Chains of the Past enables the reconstruction of the lives of enslaved people

18 December 2025 - 10:00

In the new project Chains of the Past: Open Infrastructure for the Global History of Dutch Slavery and Slave Trade, the Institute of Social History (IISG), Radboud University and the KITLV are collaborating with a large number of genealogical and heritage organisations to start building an online infrastructure that will make archives on the history of Dutch Atlantic and Asian slavery searchable.

This is achieved by identifying and linking information about the lives of enslaved people from colonial archives. This includes, for example, their names and ages, which can be found in slave registers, government journals, and VOC archives.
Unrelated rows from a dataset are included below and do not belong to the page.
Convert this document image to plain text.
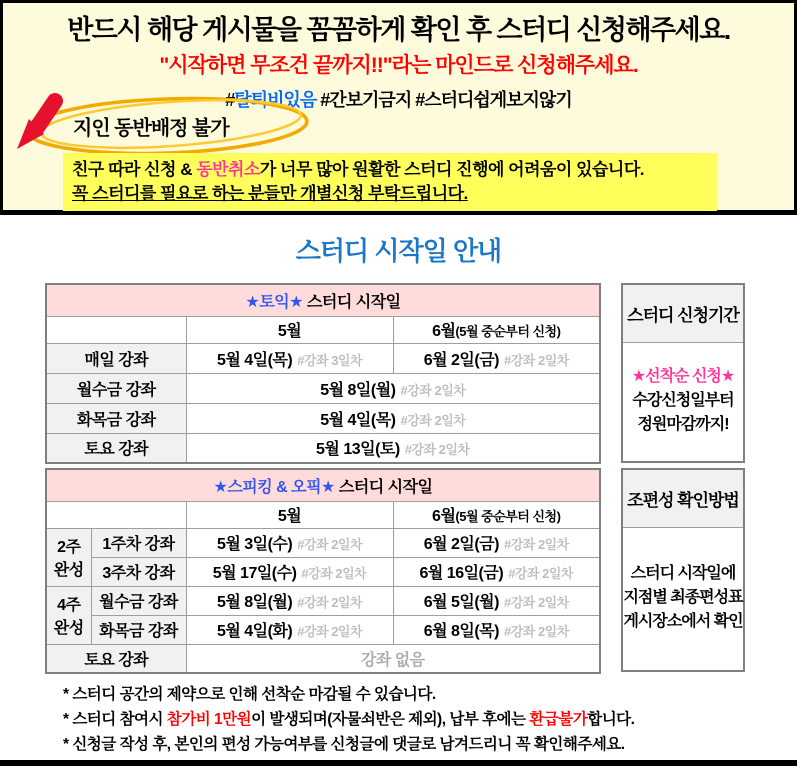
반드시 해당 게시물을 꼼꼼하게 확인 후 스터디 신청해주세요.
"시작하면 무조건 끝까지!!"라는 마인드로 신청해주세요.
#탈퇴비있음 #간보기금지 #스터디쉽게보지않기
지인 동반배정 불가
친구 따라 신청 & 동반취소가 너무 많아 원활한 스터디 진행에 어려움이 있습니다.
꼭 스터디를 필요로 하는 분들만 개별신청 부탁드립니다.
스터디 시작일 안내
★토익★ 스터디 시작일		
	5월	6월(5월 중순부터 신청)
매일 강좌	5월 4일(목) #강좌 3일차	6월 2일(금) #강좌 2일차
월수금 강좌	5월 8일(월) #강좌 2일차	
화목금 강좌	5월 4일(목) #강좌 2일차	
토요 강좌	5월 13일(토) #강좌 2일차	
스터디 신청기간
★선착순 신청★
수강신청일부터
정원마감까지!
★스피킹 & 오픽★ 스터디 시작일			
		5월	6월(5월 중순부터 신청)

2주
완성	1주차 강좌	5월 3일(수) #강좌 2일차	6월 2일(금) #강좌 2일차
	3주차 강좌	5월 17일(수) #강좌 2일차	6월 16일(금) #강좌 2일차

4주
완성	월수금 강좌	5월 8일(월) #강좌 2일차	6월 5일(월) #강좌 2일차
	화목금 강좌	5월 4일(화) #강좌 2일차	6월 8일(목) #강좌 2일차
토요 강좌		강좌 없음	
조편성 확인방법
스터디 시작일에
지점별 최종편성표
게시장소에서 확인
* 스터디 공간의 제약으로 인해 선착순 마감될 수 있습니다.
* 스터디 참여시 참가비 1만원이 발생되며(자물쇠반은 제외), 납부 후에는 환급불가합니다.
* 신청글 작성 후, 본인의 편성 가능여부를 신청글에 댓글로 남겨드리니 꼭 확인해주세요.
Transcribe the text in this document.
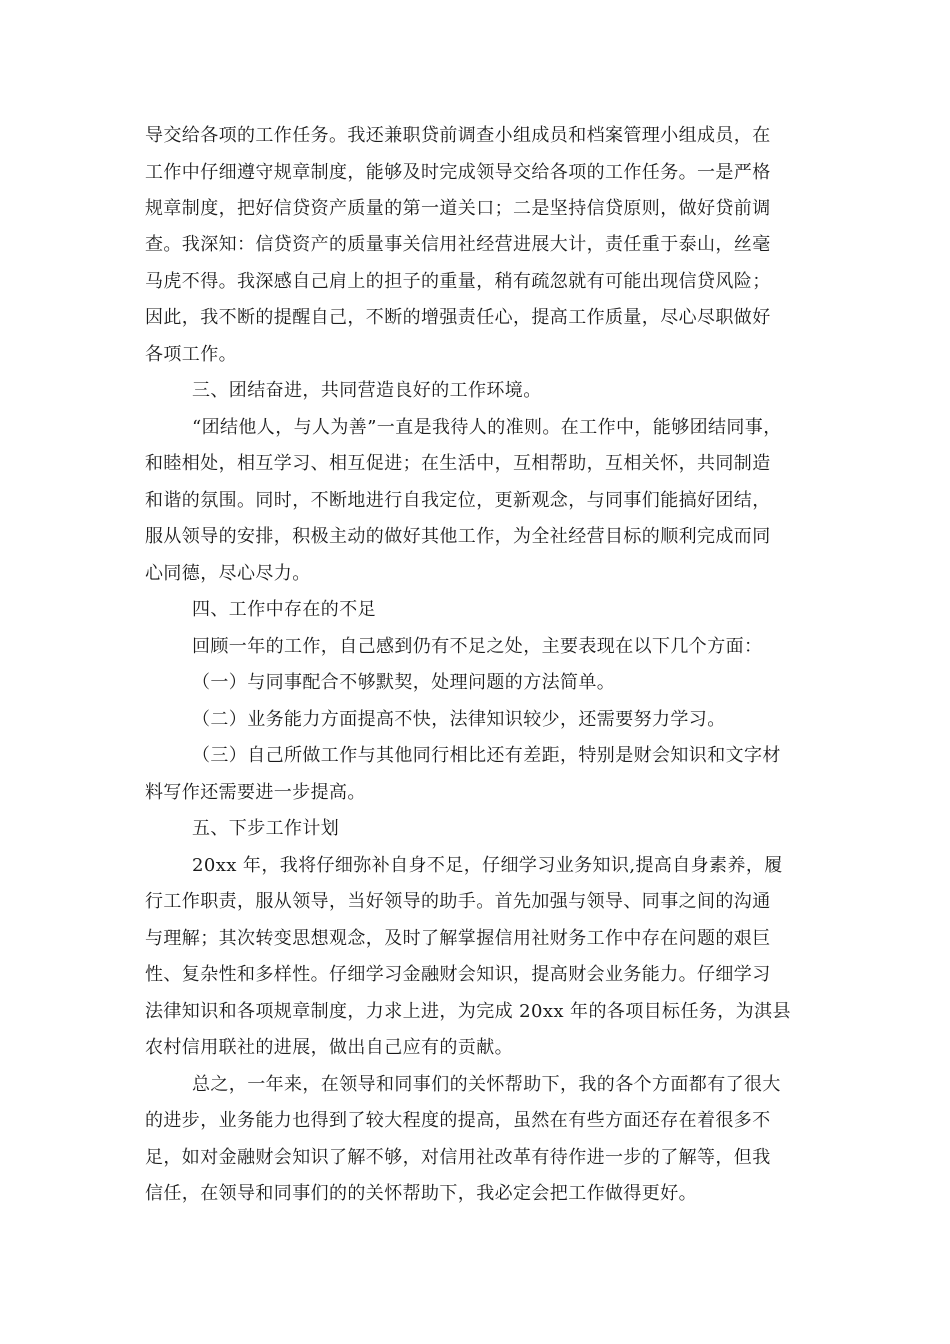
导交给各项的工作任务。我还兼职贷前调查小组成员和档案管理小组成员，在
工作中仔细遵守规章制度，能够及时完成领导交给各项的工作任务。一是严格
规章制度，把好信贷资产质量的第一道关口；二是坚持信贷原则，做好贷前调
查。我深知：信贷资产的质量事关信用社经营进展大计，责任重于泰山，丝毫
马虎不得。我深感自己肩上的担子的重量，稍有疏忽就有可能出现信贷风险；
因此，我不断的提醒自己，不断的增强责任心，提高工作质量，尽心尽职做好
各项工作。
三、团结奋进，共同营造良好的工作环境。
“团结他人，与人为善”一直是我待人的准则。在工作中，能够团结同事，
和睦相处，相互学习、相互促进；在生活中，互相帮助，互相关怀，共同制造
和谐的氛围。同时，不断地进行自我定位，更新观念，与同事们能搞好团结，
服从领导的安排，积极主动的做好其他工作，为全社经营目标的顺利完成而同
心同德，尽心尽力。
四、工作中存在的不足
回顾一年的工作，自己感到仍有不足之处，主要表现在以下几个方面：
（一）与同事配合不够默契，处理问题的方法简单。
（二）业务能力方面提高不快，法律知识较少，还需要努力学习。
（三）自己所做工作与其他同行相比还有差距，特别是财会知识和文字材
料写作还需要进一步提高。
五、下步工作计划
20xx 年，我将仔细弥补自身不足，仔细学习业务知识,提高自身素养，履
行工作职责，服从领导，当好领导的助手。首先加强与领导、同事之间的沟通
与理解；其次转变思想观念，及时了解掌握信用社财务工作中存在问题的艰巨
性、复杂性和多样性。仔细学习金融财会知识，提高财会业务能力。仔细学习
法律知识和各项规章制度，力求上进，为完成 20xx 年的各项目标任务，为淇县
农村信用联社的进展，做出自己应有的贡献。
总之，一年来，在领导和同事们的关怀帮助下，我的各个方面都有了很大
的进步，业务能力也得到了较大程度的提高，虽然在有些方面还存在着很多不
足，如对金融财会知识了解不够，对信用社改革有待作进一步的了解等，但我
信任，在领导和同事们的的关怀帮助下，我必定会把工作做得更好。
Chains of the Past is a collaboration between two of the largest slavery data projects in the Netherlands: the Exploring Slave Trade in Asia (ESTA) project at the IISG and the Historical Database Suriname and the Caribbean (HDSC) at Radboud University's Radboud Institute for Culture and History. The project's goal is to create an open science infrastructure that connects archives through digitisation and entity recognition, among other things, making it possible to track individuals across different archives.

Project coordinator Matthias Rosenbaum-Feldbrügge: 'This broad and inclusive collaboration enables us to find and follow enslaved people in highly fragmented archival material, which is an important step for the field and communities alike.'

This creates a truly connected digital heritage that is available for scientific and ancestral research by genealogists and descendant communities. The project is not only for the communities, but also by them: an important part of Chains of the Past is citizen science, in which communities collaborate to connect archives. This makes the infrastructure an international showcase for inclusive open science.

ESTA coordinator Pascal Konings: 'Chains of the Past provides an impetus not only for reconstructing the underexposed slave trade in Asia, but also for bringing to light the personal histories of slavery that are crucial to understanding the impact that this trade had on people's lives worldwide.'

Chains of the Past has been made possible by an Open Science Infrastructure Grant from Open Science NL and will run for three years. The applicants are Matthias Rosenbaum-Feldbrügge and Coen van Galen (Radboud University), Matthias van Rossum, Richard Zijdeman, Rick Mourits, and Filipa Ribeiro da Silva (IISG), and Esther Captain (KITLV). Matthias Rosenbaum-Feldbrügge will coordinate the project.
 

List of names, age and origin of Balinese enslaved women arriving in Batavia, 1718.
List of names, age and origin of Balinese enslaved women arriving in Batavia, 1718 (Nationaal Archief).